AlexM created this revision.Mar 26 2023, 4:37 PM
AlexM edited the summary of this revision. (Show Details)Mar 26 2023, 4:45 PM
AlexM added reviewers: pavelkopyl, mkazantsev, ebrevnov.
AlexM published this revision for review.Mar 26 2023, 4:46 PM
Herald added a project: Restricted Project. · View Herald TranscriptMar 26 2023, 4:46 PM
mkazantsev added inline comments.Mar 27 2023, 7:44 PM
llvm/include/llvm/Transforms/Scalar/NaryReassociate.h
152
// Tries to match (X << C1) + C2...

?

llvm/lib/Transforms/Scalar/NaryReassociate.cpp
510

If the initial operations had nuw/nsw flags, will they now be lost? Can we preserve them somehow?

llvm/test/Transforms/NaryReassociate/NVPTX/const-shl.ll
1

Could you please precommit the test to show what your patch is changing?

Do you know why at all InstCombine would want to transform (X + const1) << 22 into (X << 22 + const2)? By itself it doesn't seem profitable. Does it enable any useful further transforms?

As I see it, you are trying to solve pass ordering issue (InstCombine prevents GVN/CSE). But your solution assumes there is GVN/CSE follows NaryReassociation what creates another potential pass ordering dependence.
Another point is the way the transformation is implemented right now doesn't fit intent of NaryReassociation pass. In the heart of NaryReassociation pass is findClosestMatchingDominator call to find and delete common expressions after reassociation. Since you are not checking for existence of common expressions you can easily do the transformation in some other place (ordinary Reassociate pass, or InstSimplify/InstCombine)
In order to solve both mentioned problems and cover your case you will need to use findClosestMatchingDominator and possibly extend it to look for post dominating expressions as well.

nikic requested changes to this revision.Mar 30 2023, 3:12 AM
nikic added a subscriber: nikic.

As the first step, please add a phase ordering test demonstrating the issue.
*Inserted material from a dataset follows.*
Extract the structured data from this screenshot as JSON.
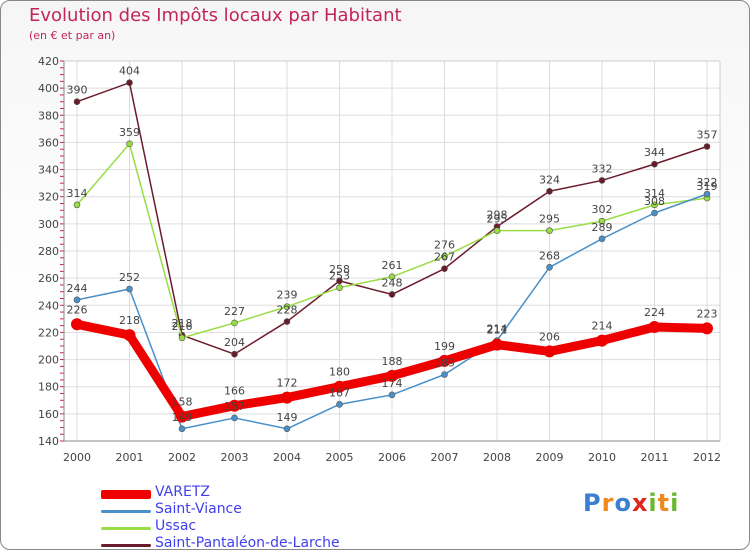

Shouldn't EarlyCSE remove these already?

This revision now requires changes to proceed.Mar 30 2023, 3:12 AM
AlexM planned changes to this revision.Mar 30 2023, 3:55 PM

Do you know why at all InstCombine would want to transform (X + const1) << 22 into (X << 22 + const2)?

This functionality was added in 44bd392cbff238e75d84ee757189d5f62cf91679 which says simply that it helps by "opening opportunities for future improvements."
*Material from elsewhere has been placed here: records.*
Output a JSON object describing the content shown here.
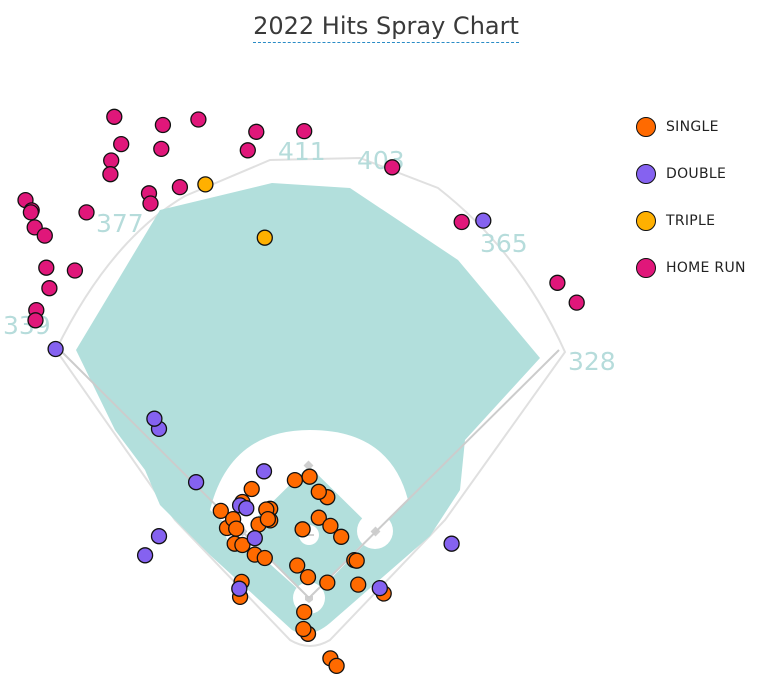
{
  "title": "2022 Hits Spray Chart",
  "colors": {
    "single": "#ff6a00",
    "double": "#8562f0",
    "triple": "#ffb000",
    "home_run": "#e0177a",
    "field": "#b2dfdc"
  },
  "legend": [
    {
      "key": "single",
      "label": "SINGLE"
    },
    {
      "key": "double",
      "label": "DOUBLE"
    },
    {
      "key": "triple",
      "label": "TRIPLE"
    },
    {
      "key": "home_run",
      "label": "HOME RUN"
    }
  ],
  "fence_distances": [
    "339",
    "377",
    "411",
    "403",
    "365",
    "328"
  ],
  "chart_data": {
    "type": "scatter",
    "title": "2022 Hits Spray Chart",
    "xlabel": "",
    "ylabel": "",
    "legend_position": "right",
    "note": "x/y read as normalized field-diagram coordinates (0 = left edge, 1 = right edge; 0 = top, 1 = bottom of diagram)",
    "series": [
      {
        "name": "SINGLE",
        "points": [
          [
            0.385,
            0.828
          ],
          [
            0.392,
            0.775
          ],
          [
            0.35,
            0.745
          ],
          [
            0.314,
            0.735
          ],
          [
            0.294,
            0.773
          ],
          [
            0.286,
            0.748
          ],
          [
            0.302,
            0.76
          ],
          [
            0.306,
            0.774
          ],
          [
            0.304,
            0.796
          ],
          [
            0.314,
            0.798
          ],
          [
            0.335,
            0.768
          ],
          [
            0.35,
            0.762
          ],
          [
            0.413,
            0.758
          ],
          [
            0.442,
            0.786
          ],
          [
            0.459,
            0.82
          ],
          [
            0.464,
            0.856
          ],
          [
            0.497,
            0.869
          ],
          [
            0.462,
            0.821
          ],
          [
            0.428,
            0.77
          ],
          [
            0.399,
            0.845
          ],
          [
            0.394,
            0.896
          ],
          [
            0.399,
            0.928
          ],
          [
            0.428,
            0.964
          ],
          [
            0.436,
            0.975
          ],
          [
            0.393,
            0.921
          ],
          [
            0.424,
            0.853
          ],
          [
            0.424,
            0.728
          ],
          [
            0.413,
            0.72
          ],
          [
            0.345,
            0.746
          ],
          [
            0.401,
            0.698
          ],
          [
            0.382,
            0.703
          ],
          [
            0.326,
            0.716
          ],
          [
            0.347,
            0.76
          ],
          [
            0.33,
            0.812
          ],
          [
            0.343,
            0.817
          ],
          [
            0.313,
            0.852
          ],
          [
            0.311,
            0.874
          ]
        ]
      },
      {
        "name": "DOUBLE",
        "points": [
          [
            0.188,
            0.813
          ],
          [
            0.342,
            0.69
          ],
          [
            0.311,
            0.74
          ],
          [
            0.33,
            0.788
          ],
          [
            0.319,
            0.744
          ],
          [
            0.31,
            0.862
          ],
          [
            0.206,
            0.785
          ],
          [
            0.492,
            0.861
          ],
          [
            0.254,
            0.706
          ],
          [
            0.206,
            0.628
          ],
          [
            0.2,
            0.613
          ],
          [
            0.072,
            0.511
          ],
          [
            0.585,
            0.796
          ],
          [
            0.626,
            0.323
          ]
        ]
      },
      {
        "name": "TRIPLE",
        "points": [
          [
            0.266,
            0.27
          ],
          [
            0.343,
            0.348
          ]
        ]
      },
      {
        "name": "HOME RUN",
        "points": [
          [
            0.148,
            0.171
          ],
          [
            0.211,
            0.183
          ],
          [
            0.257,
            0.175
          ],
          [
            0.157,
            0.211
          ],
          [
            0.209,
            0.218
          ],
          [
            0.144,
            0.235
          ],
          [
            0.143,
            0.255
          ],
          [
            0.233,
            0.274
          ],
          [
            0.193,
            0.283
          ],
          [
            0.195,
            0.298
          ],
          [
            0.112,
            0.311
          ],
          [
            0.033,
            0.293
          ],
          [
            0.041,
            0.308
          ],
          [
            0.04,
            0.311
          ],
          [
            0.045,
            0.333
          ],
          [
            0.058,
            0.345
          ],
          [
            0.06,
            0.392
          ],
          [
            0.097,
            0.396
          ],
          [
            0.064,
            0.422
          ],
          [
            0.047,
            0.454
          ],
          [
            0.046,
            0.469
          ],
          [
            0.332,
            0.193
          ],
          [
            0.321,
            0.22
          ],
          [
            0.394,
            0.192
          ],
          [
            0.508,
            0.245
          ],
          [
            0.598,
            0.325
          ],
          [
            0.722,
            0.414
          ],
          [
            0.747,
            0.443
          ]
        ]
      }
    ]
  }
}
As I see it, you are trying to solve pass ordering issue (InstCombine prevents GVN/CSE). But your solution assumes there is GVN/CSE follows NaryReassociation what creates another potential pass ordering dependence.
Another point is the way the transformation is implemented right now doesn't fit intent of NaryReassociation pass. In the heart of NaryReassociation pass is findClosestMatchingDominator call to find and delete common expressions after reassociation. Since you are not checking for existence of common expressions you can easily do the transformation in some other place (ordinary Reassociate pass, or InstSimplify/InstCombine)
In order to solve both mentioned problems and cover your case you will need to use findClosestMatchingDominator and possibly extend it to look for post dominating expressions as well.

Hmm, this is a pretty fundamental issue, let me take some time to figure out how I can integrate this more deeply into the pass or move it somewhere more appropriate.

llvm/lib/Transforms/Scalar/NaryReassociate.cpp
510

This dose seem like an issue, might require a bit more code but certainly seems feasible. I did check InstCombine, which does the opposite transformation and these flags are completely discarded there. I'm very unfamiliar with the semantics of these flags but if dropping them is a problem here is it also a problem in InstCombine? Is dropping them a correctness issue or does it potentially prevent other optimizations?

llvm/test/Transforms/NaryReassociate/NVPTX/const-shl.ll
1

This is an embarrassingly ignorant question but what do you mean by this?